Institutions démocratiques menacées
Mais une société ne mûrit pas, n’avance pas, ne suscite pas l’adhésion lorsque qu’elle se résigne à ce que tel élu(e) embauche des flopées d’électeurs potentiels à la veille d’une échéance pour ensuite mettre à la rue des employés en raison d’insuffisance budgétaire. On ne peut admettre davantage que des organismes financés par des deniers publics soient transformés en fromage pour quelques un.e.s qui « en même temps » exigent de ceux d’en bas des sacrifices bien réels pour pallier la pénurie. Il est inadmissible que, sous le prétexte d’habileté ou de ruse politique, on ferme les yeux sur les dérives de responsables que l’on prétend ainsi neutraliser.
La corruption commence bien dans les logements de fonction à coûts exorbitants, les voyages d’agrément à répétition en business classe, le népotisme indécent pour le cercle des partisans et soi-même, les multiples avantages indus dont la liste serait trop longue à détailler. Sans mettre un trait d’égalité entre tous niveaux et natures variables de la corruption, on doit affirmer un refus sans complexe de pactiser avec les pratiques socialement désagrégatrices qui en sont la conséquence.

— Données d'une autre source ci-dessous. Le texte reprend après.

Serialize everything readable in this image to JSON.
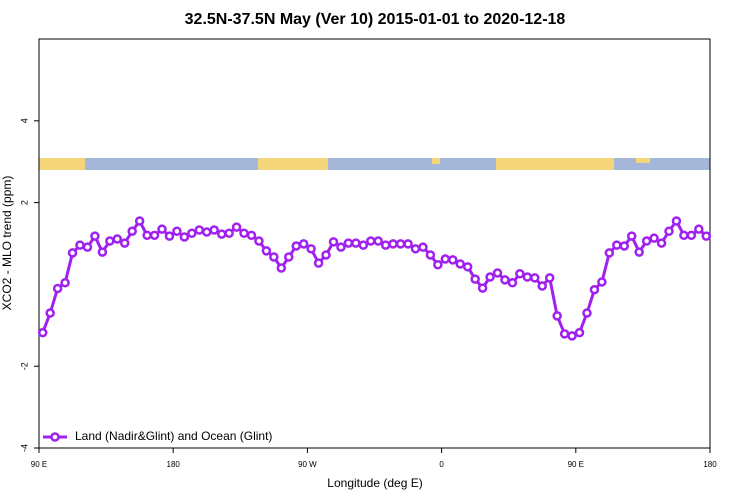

L’éradication d’un fléau aussi puissant et contagieux ne gagne pas grand chose à s’acharner sur les individus, dans une atmosphère de lynchage sélectif stimulée par des manœuvres pour le moins déplacées. On le sait bien, il a toujours fallu l’appui plus ou moins explicite d’un réseau de complicités actives, de complaisances répréhensibles, de courtisaneries intéressées, de veuleries permissives, d’indifférences coupables, pour que puisse prospérer le mal. Mais une chose est sûre : nous ne gagnerons jamais sans un combat têtu s’attaquant aux racines du mal, pour la transparence, la liberté d’enquêter, le contrôle des masses, le châtiment des coupables, le débat sur les principes, l’éducation patiente sur la gangrène d’une corruption funeste pour la démocratie.